El Mundial como factor irritante
El Mundial desata protestas impensables en un país tan futbolero como Brasil.
Entre advertencias agoreras, encuestas pesimistas e informaciones preocupantes, Brasil no parece en la mejor de las formas para afrontar el Mundial de fútbol que comienza el 12 de junio.
Lo que más llama la atención es el descontento de un amplio sector de la sociedad hacia la realización del campeonato, algo impensable años atrás. Brasil es casi sinónimo de fútbol y debería ser el escenario ideal para un mundial.
Pero sucede que no todo está bien, y estas son las razones.
La inflación. Es de poco más del seis por ciento pero ya constituye un serio motivo de preocupación tanto para la población como para el gobierno. El año pasado, un aumento de 20 centavos de real en el transporte urbano motivó una gigantesca movilización en San Pablo. Se estima que el Mundial generará un aumento del índice hasta un 8,5 por ciento como consecuencia de la especulación.
El malestar económico se refleja también en el índice de confianza del consumidor, que cayó en abril a su peor nivel desde mayo de 2009, cuando se sentía lo peor de la crisis económica internacional.
La inseguridad. A los altos índices de criminalidad y los incidentes en las llamadas favelas pacificadas (con fuerte presencia de las fuerzas de seguridad) se suma un conflicto con policías que amenazan con medidas de fuerza durante el campeonato. Por si fuera poco, se sabe que habrá presencia militar en las calles para evitar hechos de violencia, o reprimirlos si se producen.
Amnistía Internacional emitió un comunicado en el que expresó: “Lamentablemente el índice de homicidios de jóvenes en las favelas y la periferia es alarmante, la policía brasileña está entre las que más mata en el mundo según datos de la ONU”.
La corrupción.

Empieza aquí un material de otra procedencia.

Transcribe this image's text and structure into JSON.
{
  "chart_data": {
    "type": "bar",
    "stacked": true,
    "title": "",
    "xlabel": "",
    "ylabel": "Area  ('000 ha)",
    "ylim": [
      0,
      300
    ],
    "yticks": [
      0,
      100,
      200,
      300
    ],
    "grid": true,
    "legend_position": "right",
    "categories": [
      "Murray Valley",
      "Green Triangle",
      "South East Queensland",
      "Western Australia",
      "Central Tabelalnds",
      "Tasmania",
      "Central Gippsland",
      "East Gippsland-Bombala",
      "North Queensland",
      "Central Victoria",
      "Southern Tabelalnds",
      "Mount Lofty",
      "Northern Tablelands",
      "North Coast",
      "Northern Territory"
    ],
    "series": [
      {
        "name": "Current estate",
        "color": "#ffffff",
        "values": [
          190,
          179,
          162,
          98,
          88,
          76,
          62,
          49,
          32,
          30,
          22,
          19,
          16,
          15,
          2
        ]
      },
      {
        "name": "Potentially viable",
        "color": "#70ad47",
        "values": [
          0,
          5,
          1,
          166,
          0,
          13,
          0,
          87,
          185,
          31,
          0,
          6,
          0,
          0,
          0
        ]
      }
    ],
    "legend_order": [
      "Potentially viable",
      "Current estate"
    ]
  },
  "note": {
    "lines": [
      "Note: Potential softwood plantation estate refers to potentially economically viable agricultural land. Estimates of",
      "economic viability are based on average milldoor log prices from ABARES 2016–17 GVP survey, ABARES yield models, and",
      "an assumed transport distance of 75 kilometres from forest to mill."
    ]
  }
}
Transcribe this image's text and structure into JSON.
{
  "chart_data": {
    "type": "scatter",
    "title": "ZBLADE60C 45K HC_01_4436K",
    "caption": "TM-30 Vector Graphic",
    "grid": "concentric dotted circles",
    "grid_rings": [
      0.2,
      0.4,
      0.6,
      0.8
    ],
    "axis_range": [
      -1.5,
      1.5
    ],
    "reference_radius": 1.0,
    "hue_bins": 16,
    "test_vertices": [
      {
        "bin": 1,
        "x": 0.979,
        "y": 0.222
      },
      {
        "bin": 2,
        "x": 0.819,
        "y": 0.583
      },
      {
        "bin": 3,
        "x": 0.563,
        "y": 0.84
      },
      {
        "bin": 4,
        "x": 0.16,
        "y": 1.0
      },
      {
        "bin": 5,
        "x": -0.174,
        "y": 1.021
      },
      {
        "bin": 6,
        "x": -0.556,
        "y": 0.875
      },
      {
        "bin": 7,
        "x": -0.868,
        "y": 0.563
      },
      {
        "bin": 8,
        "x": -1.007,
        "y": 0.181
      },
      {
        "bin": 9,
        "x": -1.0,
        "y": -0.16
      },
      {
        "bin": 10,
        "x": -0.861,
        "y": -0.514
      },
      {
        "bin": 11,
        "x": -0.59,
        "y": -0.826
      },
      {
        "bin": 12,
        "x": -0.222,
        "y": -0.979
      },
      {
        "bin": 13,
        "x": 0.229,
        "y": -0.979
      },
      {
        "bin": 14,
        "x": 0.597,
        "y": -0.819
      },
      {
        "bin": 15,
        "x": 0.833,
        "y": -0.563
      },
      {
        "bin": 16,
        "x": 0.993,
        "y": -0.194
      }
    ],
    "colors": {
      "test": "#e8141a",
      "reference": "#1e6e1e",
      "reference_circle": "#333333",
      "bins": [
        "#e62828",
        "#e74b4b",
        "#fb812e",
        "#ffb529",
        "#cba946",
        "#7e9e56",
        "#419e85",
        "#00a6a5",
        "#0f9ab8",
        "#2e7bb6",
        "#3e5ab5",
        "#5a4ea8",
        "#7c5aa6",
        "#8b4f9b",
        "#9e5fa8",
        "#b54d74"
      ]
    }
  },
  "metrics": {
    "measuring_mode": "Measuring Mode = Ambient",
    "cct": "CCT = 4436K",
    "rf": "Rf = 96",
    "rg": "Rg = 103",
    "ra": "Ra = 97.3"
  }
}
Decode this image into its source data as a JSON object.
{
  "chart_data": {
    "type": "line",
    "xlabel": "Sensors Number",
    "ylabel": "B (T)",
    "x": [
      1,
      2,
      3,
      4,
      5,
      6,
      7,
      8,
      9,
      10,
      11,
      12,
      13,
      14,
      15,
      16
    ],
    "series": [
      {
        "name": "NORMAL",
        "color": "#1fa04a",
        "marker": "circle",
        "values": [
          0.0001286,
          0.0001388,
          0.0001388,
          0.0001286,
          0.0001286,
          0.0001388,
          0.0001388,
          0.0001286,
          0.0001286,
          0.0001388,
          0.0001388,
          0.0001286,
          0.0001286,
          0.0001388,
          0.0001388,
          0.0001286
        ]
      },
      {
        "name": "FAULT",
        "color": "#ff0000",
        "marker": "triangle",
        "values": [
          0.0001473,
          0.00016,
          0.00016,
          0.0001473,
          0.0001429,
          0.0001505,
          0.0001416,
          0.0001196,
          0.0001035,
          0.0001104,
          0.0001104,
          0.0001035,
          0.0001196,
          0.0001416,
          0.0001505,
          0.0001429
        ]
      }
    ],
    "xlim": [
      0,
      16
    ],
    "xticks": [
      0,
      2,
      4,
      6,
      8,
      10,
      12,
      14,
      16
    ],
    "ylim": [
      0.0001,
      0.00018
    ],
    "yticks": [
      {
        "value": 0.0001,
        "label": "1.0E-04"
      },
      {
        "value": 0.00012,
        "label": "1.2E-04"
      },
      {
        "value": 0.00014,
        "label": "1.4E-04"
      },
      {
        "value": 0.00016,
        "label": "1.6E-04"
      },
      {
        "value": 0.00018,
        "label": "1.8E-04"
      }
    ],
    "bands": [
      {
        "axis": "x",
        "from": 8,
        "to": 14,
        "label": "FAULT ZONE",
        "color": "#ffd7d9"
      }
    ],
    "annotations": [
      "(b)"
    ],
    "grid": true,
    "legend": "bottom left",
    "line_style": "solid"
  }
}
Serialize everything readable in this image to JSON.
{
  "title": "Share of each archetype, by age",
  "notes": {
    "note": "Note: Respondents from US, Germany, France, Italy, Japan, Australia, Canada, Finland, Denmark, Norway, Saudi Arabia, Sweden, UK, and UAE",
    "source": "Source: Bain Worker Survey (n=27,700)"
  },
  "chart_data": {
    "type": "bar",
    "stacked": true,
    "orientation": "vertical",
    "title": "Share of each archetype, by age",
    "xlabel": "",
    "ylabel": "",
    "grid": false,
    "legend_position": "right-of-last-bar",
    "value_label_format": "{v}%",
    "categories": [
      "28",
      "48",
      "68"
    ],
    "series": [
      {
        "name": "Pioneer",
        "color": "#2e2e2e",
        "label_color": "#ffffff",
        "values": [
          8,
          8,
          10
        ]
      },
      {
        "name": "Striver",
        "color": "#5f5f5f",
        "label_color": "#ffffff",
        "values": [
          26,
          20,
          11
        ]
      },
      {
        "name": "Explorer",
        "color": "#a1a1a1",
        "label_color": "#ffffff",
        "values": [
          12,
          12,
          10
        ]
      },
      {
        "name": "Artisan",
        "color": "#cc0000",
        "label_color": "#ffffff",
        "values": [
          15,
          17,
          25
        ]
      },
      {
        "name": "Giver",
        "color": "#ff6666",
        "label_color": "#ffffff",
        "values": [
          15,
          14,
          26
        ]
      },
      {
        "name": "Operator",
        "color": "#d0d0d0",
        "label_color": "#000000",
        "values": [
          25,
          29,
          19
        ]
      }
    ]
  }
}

Es quizá el más complejo de los factores en juego, porque habilita a todas las demás irregularidades. Las acusaciones apuntan al gobierno en todos sus estamentos y también a la Fifa, a la que se acusa de hacer un gran negocio en Brasil generando enormes gastos que terminará pagando la ciudadanía. Eso, a pesar de la promesa de que las inversiones iban a ser solventadas por empresas privadas.
El viernes, el diario O Globo publicó la foto de un tren interurbano que había sido intervenido (o vandalizado, según quien opine) con una contundente opinión contraria al Mundial: "Fuck Fifa" decía la pintada. Los perpetradores se tomaron su tiempo; las letras, enormes, ocupaban casi todo el largo del vagón y habían sido prolijamente elaboradas.
Además, la demora en la construcción y refacción de estadios, rutas y aeropuertos, más la aplicación de una normativa especial llamada Régimen Diferenciado de Contrataciones que permite la contratación directa en lugar de licitaciones en estos y otros casos de emergencia, colaboraron en la generación de malestar.
El presupuesto inicial sólo para las obras de construcción o reforma de los estadios rondaba los 800 millones de euros, pero ya superan los 2.700 millones. Una inversión superior a la que efectuaron Alemania y Sudáfrica juntas en sus respectivos mundiales, señalan los diarios. El presupuesto total es de unos 10 mil millones de euros, el mayor desembolso en la historia de estos eventos.
Gran país, gran problema
Nuestro vecino, sexta potencia mundial y claro líder regional, tiene deudas sociales que todavía se ven y se viven como las grandes falencias. Esas deudas son cuantiosas a pesar del logro enorme que significa que, en los últimos años, más de 30 millones de brasileños hayan ascendido en la escala social para convertirse en la nueva clase media.
Como es lógico, una sociedad que crece de esa manera alcanza un mayor nivel de conciencia cívica y reclama lo que considera justo.
El Mundial, a pesar de que estamos hablando de Brasil, no es prioritario cuando existen tantas necesidades insatisfechas.
Estamos hablando de al menos seis millones de personas que viven en favelas y de dos millones de brasileños no tienen ningún tipo de techo.
Juan Arias decía en El País días atrás: "Brasil estaba predestinado a hacer la mejor de las Copas de la historia y le falta poco para que acabe siendo una de las peor organizadas y más criticadas, hasta por los anfitriones".
Este año hubo numerosas movilizaciones en contra de la Copa, como le dicen en Brasil, pero con menos manifestantes a causa de la violenta represión. La protesta es como que se concentra ahora en la clase media alta opositora al gobierno del Partido Trabalhista.
¿Se aplacarán los ánimos cuando empiecen los partidos y Brasil vaya dejando rivales por el camino?
Lo sabremos a partir del 12 de junio, pero la respuesta definitiva será la que la gente dé el 5 de octubre, el día de las elecciones presidenciales.